Saturday, February 24, 2018

Promoting college basketball, by Ari Sclar

Fan interest in the CCNY-NYU game aroused the curiosity of promoters.  The game had been played before 5,000 fans at the 102nd Armory, but reports indicated that three times as many people wanted tickets.  Promoters made a failed attempt to move the game to Madison Square Garden, although they successfully organized a series of double-headers at the Garden the following season.[1]  Lead promoter Ned Irish explained that he left his job as a sportswriter at the New York World Telegram to run the double-headers because: “Basket ball in the Metropolitan area should have the greatest ready-made market of any sport. It is played in colleges, high schools, elementary schools, at playgrounds.”  Speaking to the same fluidity of New York basketball that Barney Ain had described in Spalding, Irish stated that “games in college gymnasiums and armories have been well-attended – but principally by younger enthusiasts who were willing to brave the discomforts of first-come first-served ushering, makeshift seats with somebody’s legs hanging over your shoulders and abominable ventilation.”  These conditions could only attract the most dedicated – and partisan – fans, whereas “adult fans were not attracted.”  Irish intended to transform the audience experience and hoped to exploit basketball’s popularity by giving “the fans a good place in which to watch games.”[2]
Not everyone celebrated the new model of New York college basketball.  Prior to a double-header in December 1935, NYU students publicly complained of being relegated to “gallery” seats.  A student publication declared that, “one can easily deduce that the non-commercialism of NYU athletics is just so much talk and nothing more.”  Two student publications boycotted basketball and refused to include news on the team until officials remedied the situation.  Upon being informed of the controversy, Irish denied any responsibility.  A media report stated that Irish believed the “matter rested solely between the students and the university officials.”  He also provided assurances to all fans “that there was no foundation for the claims of poor visibility from the balcony.”[3] 
The failed boycott did not prevent the isolation and marginalization of students purposely implemented by Irish.  Promoters of the March 1934 CCNY-NYU game limited student tickets to 500 from each school, but students remained well represented at a contest with an audience of 5,000.  Irish’s desire to exploit an existing mass culture and cater to an older audience led to a scathing critique in the Nation.  In March 1935, columnist ‘Left Wing’ stated: “a college basketball team has no more place in a professional sports arena… than a Jew in Hitler’s bathtub.”  ‘Left Wing’ connected the Garden double-headers to the ‘evils’ of college athletics, which “today is in the control of thoroughly venal men” who only cared about the commercial benefits of sport.  They hypocritically called college sports amateur while “making it professional in everything but name, with paid athletes, games played before enormous throngs, and a professional atmosphere surrounding the whole thing.”[4] 
Few commentators or sportswriters joined ‘Left Wing’ in condemning the new model.  The double-headers assured college basketball’s place in the pantheon of American sport.  They received national media attention and praise from national sportswriters as articles marveled at the sudden rise of college basketball into the “big-time.”  Magazines and newspapers produced familiar storylines as teams, players, and coaches became recognizable figures.  New York schools welcomed the financial opportunities provided by the Garden.  One media report stated that CCNY’s Holman “looks with high favor upon the development” of basketball’s “prosperous future.”[5]  Yet, whereas the charity double and triple headers of the early 1930s had been local or regional events, the regular double-headers brought teams from across the nation to play New York schools.  This posed a problem.
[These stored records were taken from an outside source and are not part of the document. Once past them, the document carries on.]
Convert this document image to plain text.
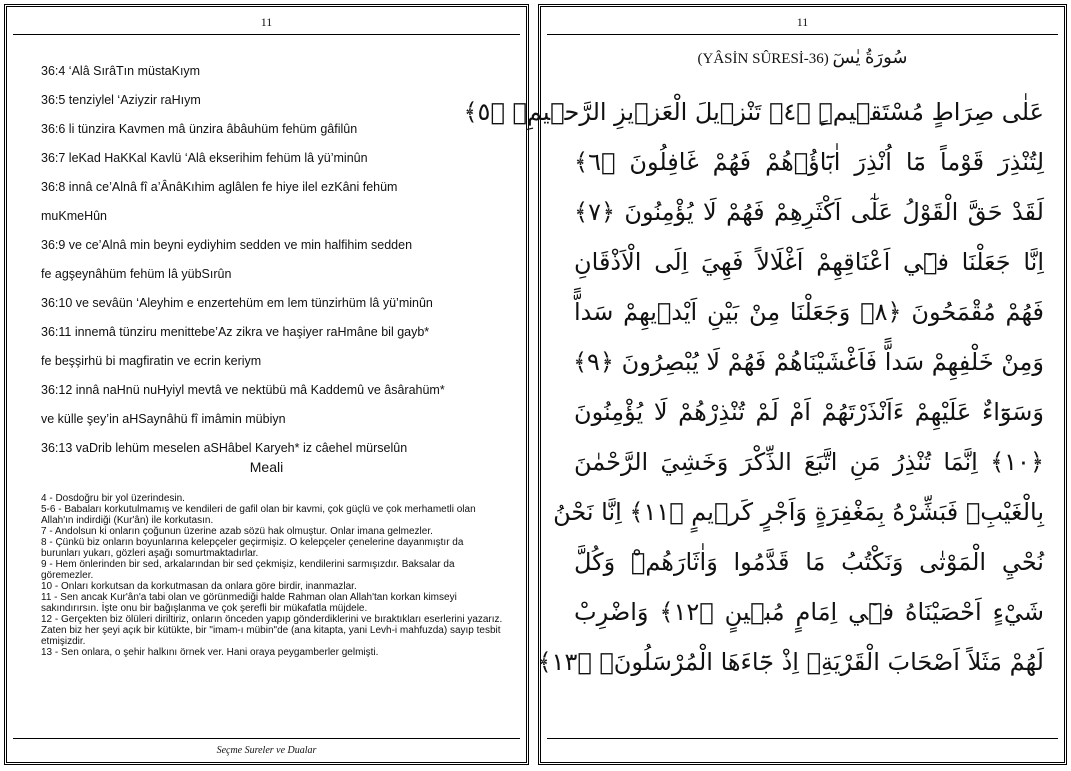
11
36:4 ‘Alâ SırâTın müstaKıym
36:5 tenziylel ‘Aziyzir raHıym
36:6 li tünzira Kavmen mâ ünzira âbâuhüm fehüm gâfilûn
36:7 leKad HaKKal Kavlü ‘Alâ ekserihim fehüm lâ yü’minûn
36:8 innâ ce’Alnâ fî a’ÂnâKıhim aglâlen fe hiye ilel ezKâni fehüm
muKmeHûn
36:9 ve ce’Alnâ min beyni eydiyhim sedden ve min halfihim sedden
fe agşeynâhüm fehüm lâ yübSırûn
36:10 ve sevâün ‘Aleyhim e enzertehüm em lem tünzirhüm lâ yü’minûn
36:11 innemâ tünziru menittebe’Az zikra ve haşiyer raHmâne bil gayb*
fe beşşirhü bi magfiratin ve ecrin keriym
36:12 innâ naHnü nuHyiyl mevtâ ve nektübü mâ Kaddemû ve âsârahüm*
ve külle şey’in aHSaynâhü fî imâmin mübiyn
36:13 vaDrib lehüm meselen aSHâbel Karyeh* iz câehel mürselûn
Meali
4 - Dosdoğru bir yol üzerindesin.
5-6 - Babaları korkutulmamış ve kendileri de gafil olan bir kavmi, çok güçlü ve çok merhametli olan Allah'ın indirdiği (Kur'ân) ile korkutasın.
7 - Andolsun ki onların çoğunun üzerine azab sözü hak olmuştur. Onlar imana gelmezler.
8 - Çünkü biz onların boyunlarına kelepçeler geçirmişiz. O kelepçeler çenelerine dayanmıştır da burunları yukarı, gözleri aşağı somurtmaktadırlar.
9 - Hem önlerinden bir sed, arkalarından bir sed çekmişiz, kendilerini sarmışızdır. Baksalar da göremezler.
10 - Onları korkutsan da korkutmasan da onlara göre birdir, inanmazlar.
11 - Sen ancak Kur'ân'a tabi olan ve görünmediği halde Rahman olan Allah'tan korkan kimseyi sakındırırsın. İşte onu bir bağışlanma ve çok şerefli bir mükafatla müjdele.
12 - Gerçekten biz ölüleri diriltiriz, onların önceden yapıp gönderdiklerini ve bıraktıkları eserlerini yazarız. Zaten biz her şeyi açık bir kütükte, bir "imam-ı mübin"de (ana kitapta, yani Levh-i mahfuzda) sayıp tesbit etmişizdir.
13 - Sen onlara, o şehir halkını örnek ver. Hani oraya peygamberler gelmişti.
Seçme Sureler ve Dualar
11
(YÂSİN SÛRESİ-36) سُورَةُ يٰسٓ
عَلٰى صِرَاطٍ مُسْتَقٖيمٍۜ ﴿٤﴾ تَنْزٖيلَ الْعَزٖيزِ الرَّحٖيمِۙ ﴿٥﴾
لِتُنْذِرَ قَوْماً مَٓا اُنْذِرَ اٰبَٓاؤُ۬هُمْ فَهُمْ غَافِلُونَ ﴿٦﴾
لَقَدْ حَقَّ الْقَوْلُ عَلٰٓى اَكْثَرِهِمْ فَهُمْ لَا يُؤْمِنُونَ ﴿٧﴾
اِنَّا جَعَلْنَا فٖٓي اَعْنَاقِهِمْ اَغْلَالاً فَهِيَ اِلَى الْاَذْقَانِ
فَهُمْ مُقْمَحُونَ ﴿٨﴾ وَجَعَلْنَا مِنْ بَيْنِ اَيْدٖيهِمْ سَداًّ
وَمِنْ خَلْفِهِمْ سَداًّ فَاَغْشَيْنَاهُمْ فَهُمْ لَا يُبْصِرُونَ ﴿٩﴾
وَسَوَٓاءٌ عَلَيْهِمْ ءَاَنْذَرْتَهُمْ اَمْ لَمْ تُنْذِرْهُمْ لَا يُؤْمِنُونَ
﴿١٠﴾ اِنَّمَا تُنْذِرُ مَنِ اتَّبَعَ الذِّكْرَ وَخَشِيَ الرَّحْمٰنَ
بِالْغَيْبِۚ فَبَشِّرْهُ بِمَغْفِرَةٍ وَاَجْرٍ كَرٖيمٍ ﴿١١﴾ اِنَّا نَحْنُ
نُحْيِ الْمَوْتٰى وَنَكْتُبُ مَا قَدَّمُوا وَاٰثَارَهُمْۜ وَكُلَّ
شَيْءٍ اَحْصَيْنَاهُ فٖٓي اِمَامٍ مُبٖينٍ ﴿١٢﴾ وَاضْرِبْ
لَهُمْ مَثَلاً اَصْحَابَ الْقَرْيَةِۢ اِذْ جَٓاءَهَا الْمُرْسَلُونَۚ ﴿١٣﴾
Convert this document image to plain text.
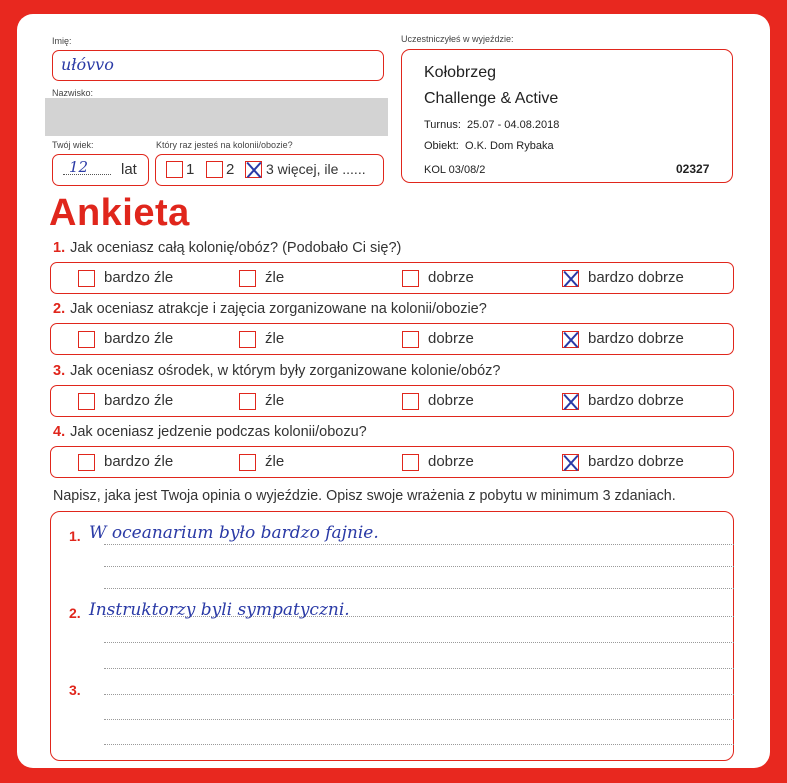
Imię:
ułóvvo
Nazwisko:
Twój wiek:
12 lat
Który raz jesteś na kolonii/obozie?
1 2 3 więcej, ile ......
Uczestniczyłeś w wyjeździe:
Kołobrzeg
Challenge & Active
Turnus:  25.07 - 04.08.2018
Obiekt:  O.K. Dom Rybaka
KOL 03/08/2	02327
Ankieta
1. Jak oceniasz całą kolonię/obóz? (Podobało Ci się?)
bardzo źle	źle	dobrze	bardzo dobrze
2. Jak oceniasz atrakcje i zajęcia zorganizowane na kolonii/obozie?
bardzo źle	źle	dobrze	bardzo dobrze
3. Jak oceniasz ośrodek, w którym były zorganizowane kolonie/obóz?
bardzo źle	źle	dobrze	bardzo dobrze
4. Jak oceniasz jedzenie podczas kolonii/obozu?
bardzo źle	źle	dobrze	bardzo dobrze
Napisz, jaka jest Twoja opinia o wyjeździe. Opisz swoje wrażenia z pobytu w minimum 3 zdaniach.
1. W oceanarium było bardzo fajnie.
2. Instruktorzy byli sympatyczni.
3.
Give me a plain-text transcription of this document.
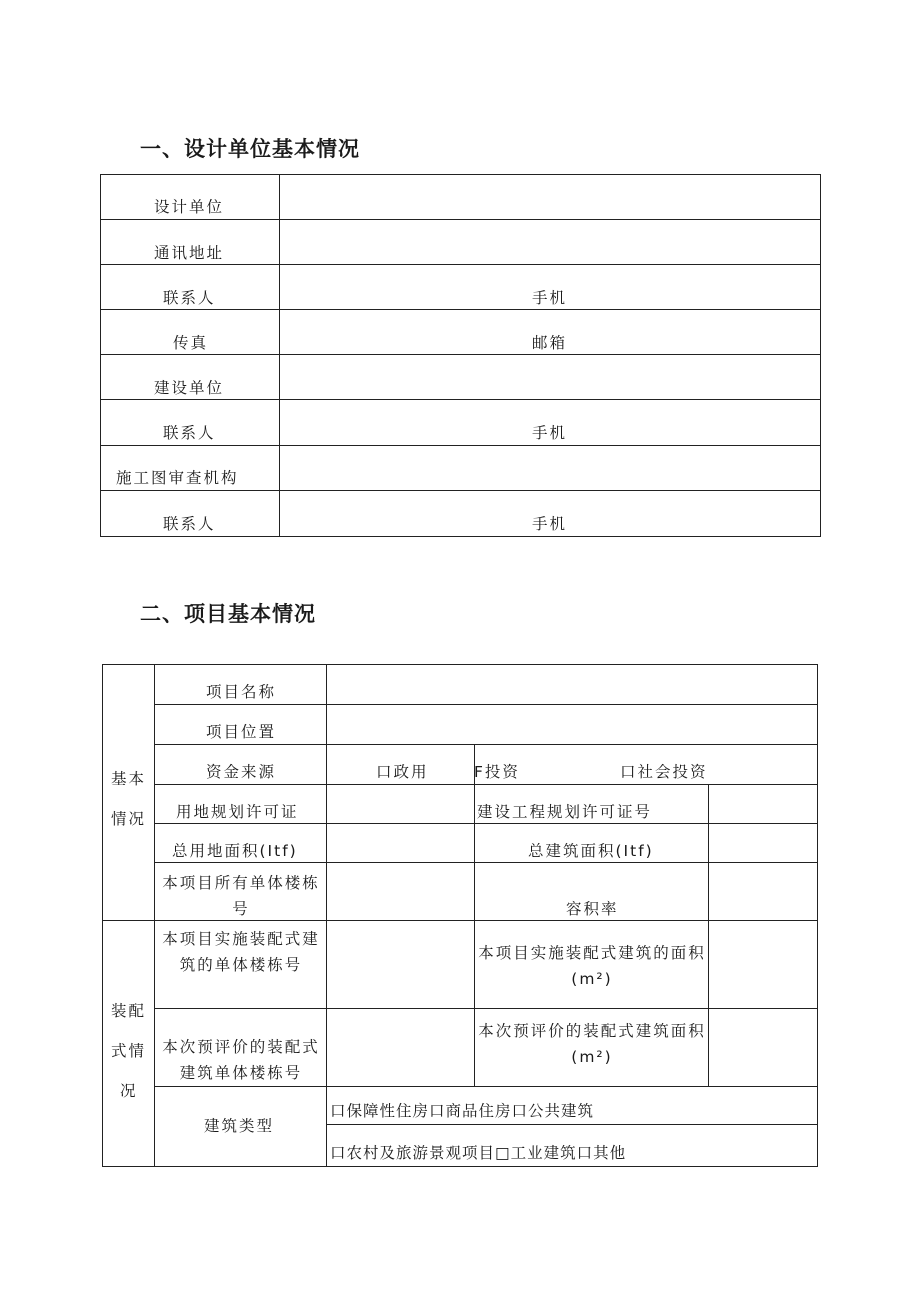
一、设计单位基本情况
设计单位
通讯地址
联系人
传真
建设单位
联系人
施工图审查机构
联系人
手机
邮箱
手机
手机
二、项目基本情况
基本
情况
装配
式情
况
项目名称
项目位置
资金来源
用地规划许可证
总用地面积(Itf)
本项目所有单体楼栋号
本项目实施装配式建筑的单体楼栋号
本次预评价的装配式建筑单体楼栋号
建筑类型
口政用	F投资	口社会投资
建设工程规划许可证号
总建筑面积(Itf)
容积率
本项目实施装配式建筑的面积(m²)
本次预评价的装配式建筑面积(m²)
口保障性住房口商品住房口公共建筑
口农村及旅游景观项目□工业建筑口其他
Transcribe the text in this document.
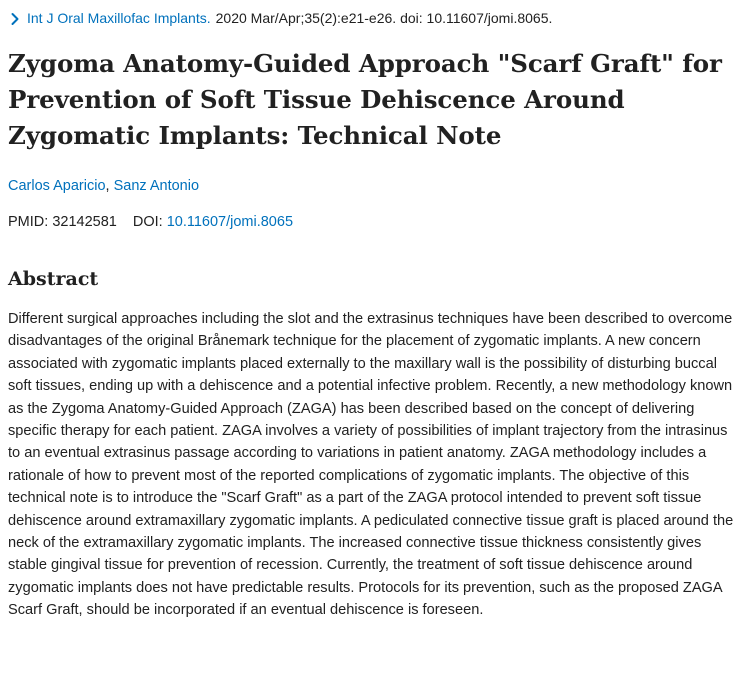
Int J Oral Maxillofac Implants. 2020 Mar/Apr;35(2):e21-e26. doi: 10.11607/jomi.8065.
Zygoma Anatomy-Guided Approach "Scarf Graft" for Prevention of Soft Tissue Dehiscence Around Zygomatic Implants: Technical Note
Carlos Aparicio, Sanz Antonio
PMID: 32142581 DOI: 10.11607/jomi.8065
Abstract

Different surgical approaches including the slot and the extrasinus techniques have been described to overcome disadvantages of the original Brånemark technique for the placement of zygomatic implants. A new concern associated with zygomatic implants placed externally to the maxillary wall is the possibility of disturbing buccal soft tissues, ending up with a dehiscence and a potential infective problem. Recently, a new methodology known as the Zygoma Anatomy-Guided Approach (ZAGA) has been described based on the concept of delivering specific therapy for each patient. ZAGA involves a variety of possibilities of implant trajectory from the intrasinus to an eventual extrasinus passage according to variations in patient anatomy. ZAGA methodology includes a rationale of how to prevent most of the reported complications of zygomatic implants. The objective of this technical note is to introduce the "Scarf Graft" as a part of the ZAGA protocol intended to prevent soft tissue dehiscence around extramaxillary zygomatic implants. A pediculated connective tissue graft is placed around the neck of the extramaxillary zygomatic implants. The increased connective tissue thickness consistently gives stable gingival tissue for prevention of recession. Currently, the treatment of soft tissue dehiscence around zygomatic implants does not have predictable results. Protocols for its prevention, such as the proposed ZAGA Scarf Graft, should be incorporated if an eventual dehiscence is foreseen.
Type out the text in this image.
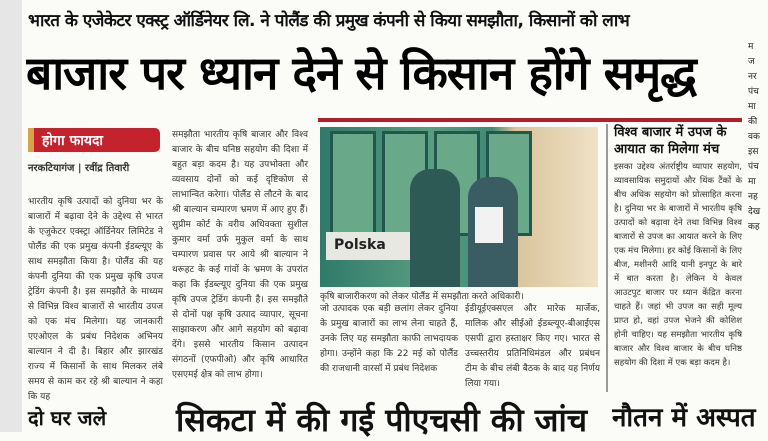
भारत के एजेकेटर एक्स्ट्र ऑर्डिनेयर लि. ने पोलैंड की प्रमुख कंपनी से किया समझौता, किसानों को लाभ
बाजार पर ध्यान देने से किसान होंगे समृद्ध
होगा फायदा
नरकटियागंज | रवींद्र तिवारी
भारतीय कृषि उत्पादों को दुनिया भर के बाजारों में बढ़ावा देने के उद्देश्य से भारत के एजुकेटर एक्स्ट्रा ऑर्डिनेयर लिमिटेड ने पोलैंड की एक प्रमुख कंपनी ईडब्ल्यूए के साथ समझौता किया है। पोलैंड की यह कंपनी दुनिया की एक प्रमुख कृषि उपज ट्रेडिंग कंपनी है। इस समझौते के माध्यम से विभिन्न विश्व बाजारों से भारतीय उपज को एक मंच मिलेगा। यह जानकारी एएओएल के प्रबंध निदेशक अभिनय बाल्यान ने दी है। बिहार और झारखंड राज्य में किसानों के साथ मिलकर लंबे समय से काम कर रहे श्री बाल्यान ने कहा कि यह
समझौता भारतीय कृषि बाजार और विश्व बाजार के बीच घनिष्ठ सहयोग की दिशा में बहुत बड़ा कदम है। यह उपभोक्ता और व्यवसाय दोनों को कई दृष्टिकोण से लाभान्वित करेगा। पोलैंड से लौटने के बाद श्री बाल्यान चम्पारण भ्रमण में आए हुए हैं। सुप्रीम कोर्ट के वरीय अधिवक्ता सुशील कुमार वर्मा उर्फ मुकुल वर्मा के साथ चम्पारण प्रवास पर आये श्री बाल्यान ने थरूहट के कई गांवों के भ्रमण के उपरांत कहा कि ईडब्ल्यूए दुनिया की एक प्रमुख कृषि उपज ट्रेडिंग कंपनी है। इस समझौते से दोनों पक्ष कृषि उत्पाद व्यापार, सूचना साझाकरण और आगे सहयोग को बढ़ावा देंगे। इससे भारतीय किसान उत्पादन संगठनों (एफपीओ) और कृषि आधारित एसएमई क्षेत्र को लाभ होगा।
Polska
कृषि बाजारीकरण को लेकर पोलैंड में समझौता करते अधिकारी।
जो उत्पादक एक बड़ी छलांग लेकर दुनिया के प्रमुख बाजारों का लाभ लेना चाहते हैं, उनके लिए यह समझौता काफी लाभदायक होगा। उन्होंने कहा कि 22 मई को पोलैंड की राजधानी वारसॉ में प्रबंध निदेशक
ईडीयूईएक्सएल और मारेक मार्जेक, मालिक और सीईओ ईडब्ल्यूए-बीआईएस एसपी द्वारा हस्ताक्षर किए गए। भारत से उच्चस्तरीय प्रतिनिधिमंडल और प्रबंधन टीम के बीच लंबी बैठक के बाद यह निर्णय लिया गया।
विश्व बाजार में उपज के आयात का मिलेगा मंच
इसका उद्देश्य अंतर्राष्ट्रीय व्यापार सहयोग, व्यावसायिक समुदायों और थिंक टैंकों के बीच अधिक सहयोग को प्रोत्साहित करना है। दुनिया भर के बाजारों में भारतीय कृषि उत्पादों को बढ़ावा देने तथा विभिन्न विश्व बाजारों से उपज का आयात करने के लिए एक मंच मिलेगा। हर कोई किसानों के लिए बीज, मशीनरी आदि यानी इनपुट के बारे में बात करता है। लेकिन ये केवल आउटपुट बाजार पर ध्यान केंद्रित करना चाहते हैं। जहां भी उपज का सही मूल्य प्राप्त हो, वहां उपज भेजने की कोशिश होनी चाहिए। यह समझौता भारतीय कृषि बाजार और विश्व बाजार के बीच घनिष्ठ सहयोग की दिशा में एक बड़ा कदम है।
म
ज
नर
पंच
मा
की
वक
इस
पंच
मा
नह
देख
कह
दो घर जले सिकटा में की गई पीएचसी की जांच नौतन में अस्पत
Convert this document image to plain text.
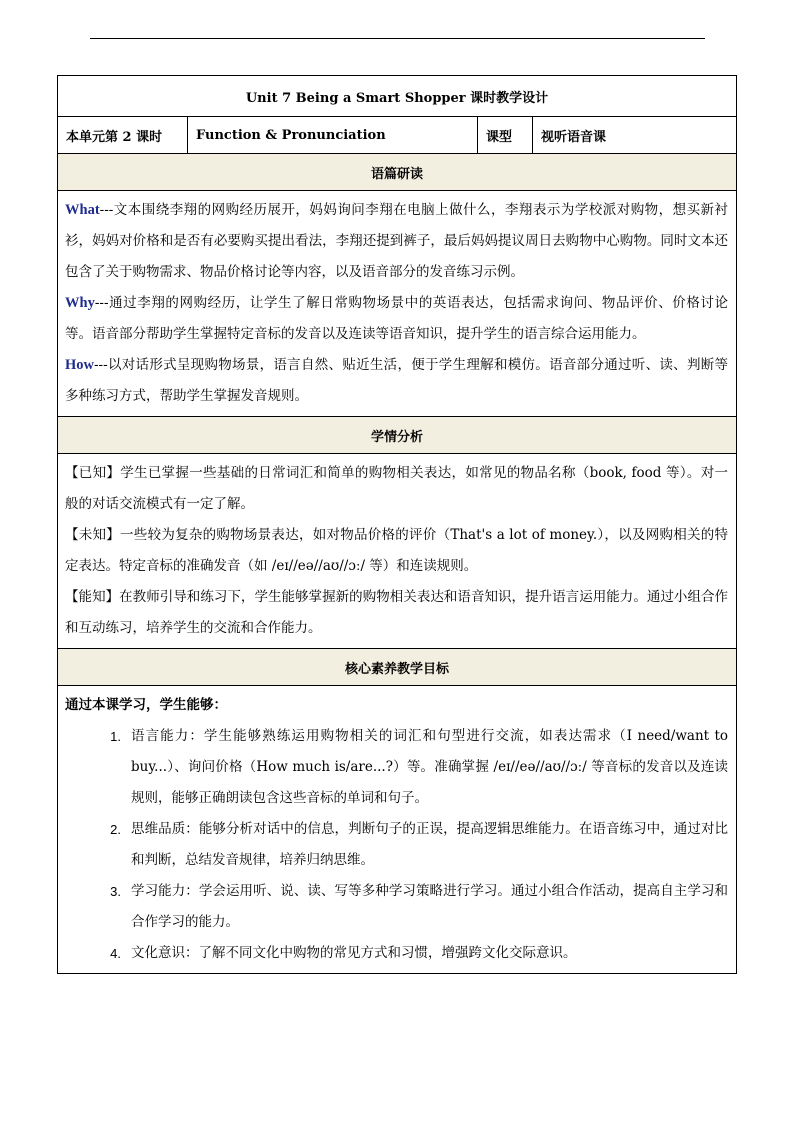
Unit 7 Being a Smart Shopper 课时教学设计
本单元第 2 课时	Function & Pronunciation	课型	视听语音课
语篇研读

What---文本围绕李翔的网购经历展开，妈妈询问李翔在电脑上做什么，李翔表示为学校派对购物，想买新衬衫，妈妈对价格和是否有必要购买提出看法，李翔还提到裤子，最后妈妈提议周日去购物中心购物。同时文本还包含了关于购物需求、物品价格讨论等内容，以及语音部分的发音练习示例。

Why---通过李翔的网购经历，让学生了解日常购物场景中的英语表达，包括需求询问、物品评价、价格讨论等。语音部分帮助学生掌握特定音标的发音以及连读等语音知识，提升学生的语言综合运用能力。

How---以对话形式呈现购物场景，语言自然、贴近生活，便于学生理解和模仿。语音部分通过听、读、判断等多种练习方式，帮助学生掌握发音规则。

学情分析

【已知】学生已掌握一些基础的日常词汇和简单的购物相关表达，如常见的物品名称（book, food 等）。对一般的对话交流模式有一定了解。

【未知】一些较为复杂的购物场景表达，如对物品价格的评价（That's a lot of money.），以及网购相关的特定表达。特定音标的准确发音（如 /eɪ//eə//aʊ//ɔː/ 等）和连读规则。

【能知】在教师引导和练习下，学生能够掌握新的购物相关表达和语音知识，提升语言运用能力。通过小组合作和互动练习，培养学生的交流和合作能力。

核心素养教学目标

通过本课学习，学生能够：

1. 语言能力：学生能够熟练运用购物相关的词汇和句型进行交流，如表达需求（I need/want to buy...）、询问价格（How much is/are...?）等。准确掌握 /eɪ//eə//aʊ//ɔː/ 等音标的发音以及连读规则，能够正确朗读包含这些音标的单词和句子。
2. 思维品质：能够分析对话中的信息，判断句子的正误，提高逻辑思维能力。在语音练习中，通过对比和判断，总结发音规律，培养归纳思维。
3. 学习能力：学会运用听、说、读、写等多种学习策略进行学习。通过小组合作活动，提高自主学习和合作学习的能力。
4. 文化意识：了解不同文化中购物的常见方式和习惯，增强跨文化交际意识。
[1] Isaacs, All the Moves, 76, 78-79.
[2] “Basket Ball Cashes Big Time in New York, Seen as Threat to Football in Crowds, Dollars,” Washington Post, January 7, 1935.
[3] “NYU Papers Urge Basketball Boycott,” New York Times, December 20, 1935.  The cited quote is from the Washington Square College Bulletin.  NYU had recently de-emphasized football due to commercialism.
[4] “The Build-Up of Basketball,” The Nation, March 27, 1935.
[5] “Playing the Game,” Literary Digest, January 12, 1935.